買い物に行って、肝心なものを買い忘れた。
そんな気分かも・・・・!?

おにのこの おもいのたけの いとたるる
季語=鬼の子
※鬼の子はミノムシの別称です。ミノムシガの幼虫。
※ミノムシは鬼の捨て子なのだとか。それでも父を慕い、「父よ父よ」と鳴いている。そんな言い伝えがあります。
※雄は春には成虫となって飛び出しますが、雌は袋の中で一生を終えるそうです。
※風が冷たくなってきました。きょうもありがとうございます。

3日(土)

空芯菜パスタに添えて文化の日

知人のお祝い事がありました。
懐かしい顔ぶれがありました。

くうしんさい ぱすたにそえて ぶんかのひ
季語=文化の日
※近ごろ人気の空芯菜は、中国や東南アジアの野菜のようです。シャキシャキとした食感の若葉や茎を食します。茎の中心が空洞です。中国語では「空心菜」と書くそうです。
※文化の日は、「自由と平和を愛し、文化をすすめる」ための祝日とされています。
※子どもの頃、『寅さん』のような『ブラック・ジャック』になりたいと思っていました。
※よかったです。
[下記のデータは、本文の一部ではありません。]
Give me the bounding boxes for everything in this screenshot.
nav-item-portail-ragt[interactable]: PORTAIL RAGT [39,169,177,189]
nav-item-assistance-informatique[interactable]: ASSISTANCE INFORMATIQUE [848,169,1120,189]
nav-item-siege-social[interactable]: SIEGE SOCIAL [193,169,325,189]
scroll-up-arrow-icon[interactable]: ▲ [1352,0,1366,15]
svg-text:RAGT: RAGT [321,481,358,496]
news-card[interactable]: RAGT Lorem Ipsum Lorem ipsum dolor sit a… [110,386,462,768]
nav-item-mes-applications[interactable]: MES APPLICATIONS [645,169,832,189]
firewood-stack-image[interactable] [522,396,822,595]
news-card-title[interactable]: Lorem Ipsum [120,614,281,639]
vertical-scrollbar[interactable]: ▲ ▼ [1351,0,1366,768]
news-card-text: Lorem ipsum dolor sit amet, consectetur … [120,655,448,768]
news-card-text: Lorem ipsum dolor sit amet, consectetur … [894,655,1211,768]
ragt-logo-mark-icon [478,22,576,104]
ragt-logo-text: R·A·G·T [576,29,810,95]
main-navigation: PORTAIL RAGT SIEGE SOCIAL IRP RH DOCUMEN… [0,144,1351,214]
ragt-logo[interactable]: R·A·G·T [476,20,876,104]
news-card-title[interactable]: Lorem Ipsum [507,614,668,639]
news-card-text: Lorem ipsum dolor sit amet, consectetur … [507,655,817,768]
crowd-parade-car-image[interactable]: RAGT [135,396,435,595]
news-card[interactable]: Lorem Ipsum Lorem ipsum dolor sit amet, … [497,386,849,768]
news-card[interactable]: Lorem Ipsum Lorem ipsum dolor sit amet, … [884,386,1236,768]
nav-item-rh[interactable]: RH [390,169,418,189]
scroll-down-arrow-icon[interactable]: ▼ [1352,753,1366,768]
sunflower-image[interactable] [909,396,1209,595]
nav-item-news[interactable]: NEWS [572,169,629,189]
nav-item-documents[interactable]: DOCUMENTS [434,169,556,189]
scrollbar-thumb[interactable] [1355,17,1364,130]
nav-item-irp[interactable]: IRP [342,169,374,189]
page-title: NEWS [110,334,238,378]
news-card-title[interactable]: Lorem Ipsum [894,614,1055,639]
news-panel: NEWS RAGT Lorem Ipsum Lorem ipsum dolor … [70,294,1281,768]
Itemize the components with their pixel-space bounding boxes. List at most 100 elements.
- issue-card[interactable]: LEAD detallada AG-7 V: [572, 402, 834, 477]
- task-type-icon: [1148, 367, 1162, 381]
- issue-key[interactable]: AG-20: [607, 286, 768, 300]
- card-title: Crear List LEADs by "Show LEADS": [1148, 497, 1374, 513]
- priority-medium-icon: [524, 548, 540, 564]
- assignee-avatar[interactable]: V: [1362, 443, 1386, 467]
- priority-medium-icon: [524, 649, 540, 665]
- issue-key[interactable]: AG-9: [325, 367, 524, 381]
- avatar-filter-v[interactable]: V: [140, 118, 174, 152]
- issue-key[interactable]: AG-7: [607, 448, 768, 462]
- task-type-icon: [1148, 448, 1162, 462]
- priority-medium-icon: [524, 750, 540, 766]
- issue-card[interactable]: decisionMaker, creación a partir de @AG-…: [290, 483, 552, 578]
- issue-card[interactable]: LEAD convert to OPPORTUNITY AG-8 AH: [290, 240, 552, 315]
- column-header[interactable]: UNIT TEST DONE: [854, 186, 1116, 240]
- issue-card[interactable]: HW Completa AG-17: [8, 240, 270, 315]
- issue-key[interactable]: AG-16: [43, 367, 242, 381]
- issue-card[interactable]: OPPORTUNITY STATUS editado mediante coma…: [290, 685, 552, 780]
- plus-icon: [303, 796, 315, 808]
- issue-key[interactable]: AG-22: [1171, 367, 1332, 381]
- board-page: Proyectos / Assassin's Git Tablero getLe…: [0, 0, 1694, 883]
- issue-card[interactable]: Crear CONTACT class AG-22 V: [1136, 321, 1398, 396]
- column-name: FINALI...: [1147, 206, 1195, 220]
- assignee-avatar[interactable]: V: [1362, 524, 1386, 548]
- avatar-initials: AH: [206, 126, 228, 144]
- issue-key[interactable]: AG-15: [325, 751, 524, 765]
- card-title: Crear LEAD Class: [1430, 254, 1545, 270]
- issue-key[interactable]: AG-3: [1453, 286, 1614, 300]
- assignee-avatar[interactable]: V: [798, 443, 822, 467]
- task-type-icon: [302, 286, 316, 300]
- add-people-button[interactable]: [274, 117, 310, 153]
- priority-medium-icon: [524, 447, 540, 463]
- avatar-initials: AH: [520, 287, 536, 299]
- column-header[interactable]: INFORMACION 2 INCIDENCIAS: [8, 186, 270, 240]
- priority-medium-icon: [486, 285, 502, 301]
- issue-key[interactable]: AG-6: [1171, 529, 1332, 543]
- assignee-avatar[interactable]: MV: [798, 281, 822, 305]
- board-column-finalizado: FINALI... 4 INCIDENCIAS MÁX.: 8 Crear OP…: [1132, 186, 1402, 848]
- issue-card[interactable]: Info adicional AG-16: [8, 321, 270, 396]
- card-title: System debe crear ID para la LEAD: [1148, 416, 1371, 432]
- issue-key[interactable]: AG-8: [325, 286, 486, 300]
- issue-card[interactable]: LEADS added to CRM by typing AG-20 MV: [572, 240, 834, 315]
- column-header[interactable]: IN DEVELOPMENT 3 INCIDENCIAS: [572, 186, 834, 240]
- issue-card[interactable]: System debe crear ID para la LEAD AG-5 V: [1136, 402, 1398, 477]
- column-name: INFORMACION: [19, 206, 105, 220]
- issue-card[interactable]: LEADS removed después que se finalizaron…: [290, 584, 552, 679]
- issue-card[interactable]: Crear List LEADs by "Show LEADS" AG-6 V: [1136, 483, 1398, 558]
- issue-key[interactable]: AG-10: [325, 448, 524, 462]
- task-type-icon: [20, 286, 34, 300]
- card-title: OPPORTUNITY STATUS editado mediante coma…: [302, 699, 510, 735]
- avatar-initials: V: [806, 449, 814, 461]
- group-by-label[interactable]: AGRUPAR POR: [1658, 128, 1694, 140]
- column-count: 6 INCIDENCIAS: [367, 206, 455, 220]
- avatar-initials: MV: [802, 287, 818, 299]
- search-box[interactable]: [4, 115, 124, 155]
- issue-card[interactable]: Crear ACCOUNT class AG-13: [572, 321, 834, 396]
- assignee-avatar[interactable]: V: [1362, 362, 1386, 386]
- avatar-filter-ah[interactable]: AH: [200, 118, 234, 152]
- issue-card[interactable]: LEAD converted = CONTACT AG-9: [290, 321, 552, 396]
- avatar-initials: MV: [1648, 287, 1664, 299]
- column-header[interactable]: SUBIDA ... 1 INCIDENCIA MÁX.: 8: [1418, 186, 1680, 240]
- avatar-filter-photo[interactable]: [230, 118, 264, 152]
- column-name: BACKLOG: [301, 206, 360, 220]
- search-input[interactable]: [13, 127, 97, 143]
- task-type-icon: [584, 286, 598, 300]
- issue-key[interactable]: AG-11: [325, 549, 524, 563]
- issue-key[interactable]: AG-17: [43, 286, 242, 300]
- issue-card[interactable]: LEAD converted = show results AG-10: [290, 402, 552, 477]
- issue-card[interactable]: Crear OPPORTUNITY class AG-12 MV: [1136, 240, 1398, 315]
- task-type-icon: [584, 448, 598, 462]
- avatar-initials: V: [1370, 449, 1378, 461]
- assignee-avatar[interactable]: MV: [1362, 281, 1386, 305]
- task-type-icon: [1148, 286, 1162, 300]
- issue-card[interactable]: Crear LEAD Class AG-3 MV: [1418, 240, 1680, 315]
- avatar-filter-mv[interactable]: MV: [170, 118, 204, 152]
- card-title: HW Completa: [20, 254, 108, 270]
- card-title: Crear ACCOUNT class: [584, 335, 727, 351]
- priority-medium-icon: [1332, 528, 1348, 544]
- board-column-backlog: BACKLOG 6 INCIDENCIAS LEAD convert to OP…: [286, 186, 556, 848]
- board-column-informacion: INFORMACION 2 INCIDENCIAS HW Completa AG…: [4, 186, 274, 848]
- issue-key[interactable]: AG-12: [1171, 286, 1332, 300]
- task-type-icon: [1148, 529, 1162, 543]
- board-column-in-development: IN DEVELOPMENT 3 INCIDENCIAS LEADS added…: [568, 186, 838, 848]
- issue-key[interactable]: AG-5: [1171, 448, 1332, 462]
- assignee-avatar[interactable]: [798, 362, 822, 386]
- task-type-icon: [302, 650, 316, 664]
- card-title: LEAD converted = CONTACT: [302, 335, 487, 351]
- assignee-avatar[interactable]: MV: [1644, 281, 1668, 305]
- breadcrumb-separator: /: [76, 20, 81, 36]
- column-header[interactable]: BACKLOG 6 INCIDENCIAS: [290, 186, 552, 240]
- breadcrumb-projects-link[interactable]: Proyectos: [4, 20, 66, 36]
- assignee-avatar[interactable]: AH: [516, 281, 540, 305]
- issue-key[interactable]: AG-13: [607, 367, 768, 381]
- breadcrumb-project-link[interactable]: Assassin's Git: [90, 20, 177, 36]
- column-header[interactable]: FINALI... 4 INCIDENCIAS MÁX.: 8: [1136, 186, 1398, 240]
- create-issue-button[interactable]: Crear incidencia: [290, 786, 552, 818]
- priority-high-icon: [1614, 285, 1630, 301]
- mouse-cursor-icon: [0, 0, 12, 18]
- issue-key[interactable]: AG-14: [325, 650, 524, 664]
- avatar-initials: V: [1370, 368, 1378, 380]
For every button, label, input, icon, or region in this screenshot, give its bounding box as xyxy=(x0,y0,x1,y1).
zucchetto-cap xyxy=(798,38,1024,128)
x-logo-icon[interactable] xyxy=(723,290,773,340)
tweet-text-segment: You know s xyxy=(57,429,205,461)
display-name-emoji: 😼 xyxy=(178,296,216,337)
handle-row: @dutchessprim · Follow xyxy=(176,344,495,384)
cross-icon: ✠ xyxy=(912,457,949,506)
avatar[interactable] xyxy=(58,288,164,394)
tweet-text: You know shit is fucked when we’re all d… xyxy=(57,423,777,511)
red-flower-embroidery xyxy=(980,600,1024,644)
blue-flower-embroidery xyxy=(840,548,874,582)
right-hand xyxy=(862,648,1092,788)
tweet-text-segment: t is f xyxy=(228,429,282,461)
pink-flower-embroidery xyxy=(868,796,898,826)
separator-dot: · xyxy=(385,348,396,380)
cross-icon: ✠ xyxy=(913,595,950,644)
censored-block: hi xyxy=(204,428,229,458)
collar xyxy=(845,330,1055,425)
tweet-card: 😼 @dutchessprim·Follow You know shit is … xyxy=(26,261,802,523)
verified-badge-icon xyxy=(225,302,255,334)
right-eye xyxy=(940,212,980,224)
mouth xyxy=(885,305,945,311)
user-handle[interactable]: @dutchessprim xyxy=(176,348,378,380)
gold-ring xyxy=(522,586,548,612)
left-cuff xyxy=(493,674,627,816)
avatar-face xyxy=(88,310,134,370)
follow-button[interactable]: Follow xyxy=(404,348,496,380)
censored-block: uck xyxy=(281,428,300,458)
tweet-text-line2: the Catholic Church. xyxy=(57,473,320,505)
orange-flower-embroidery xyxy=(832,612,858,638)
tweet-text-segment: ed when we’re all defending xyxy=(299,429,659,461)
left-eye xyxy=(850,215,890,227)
きょうもありがとうございます。

2日(金)

初紅葉季語にもなれぬ発泡酒

お通し代を計算し忘れると、
つい騙された気分になるんです。

はつもみじ きごにもなれぬ はっぽうしゅ
季語=初紅葉
※東京の有名どころの紅葉は、だいたいは11月中旬頃からが見ごろのようです。
※麦酒(ビール)は夏の季語です。じつは発泡酒とビールの違いがよくわかりません。
※もうすぐですね。きょうもありがとうございます。

1日(木)

吉祥草吐息に映る歪みかな

しばらくぶりに出した礼服のパンツが、驚くほどにきつい。
何とかしないと、座れない。
おいしい食事もおいしく食べられない。
こうなったら1日断食でもするしかないか?

きちじょうそう といきにうつる ゆがみかな
季語=吉祥草
※吉事を知らせる花という言い伝えがあるようです。
※別名を観音草ともいいます。お寺によく植えられているからかもしれません。
※どちらにしろめでたい。きょうもありがとうございます。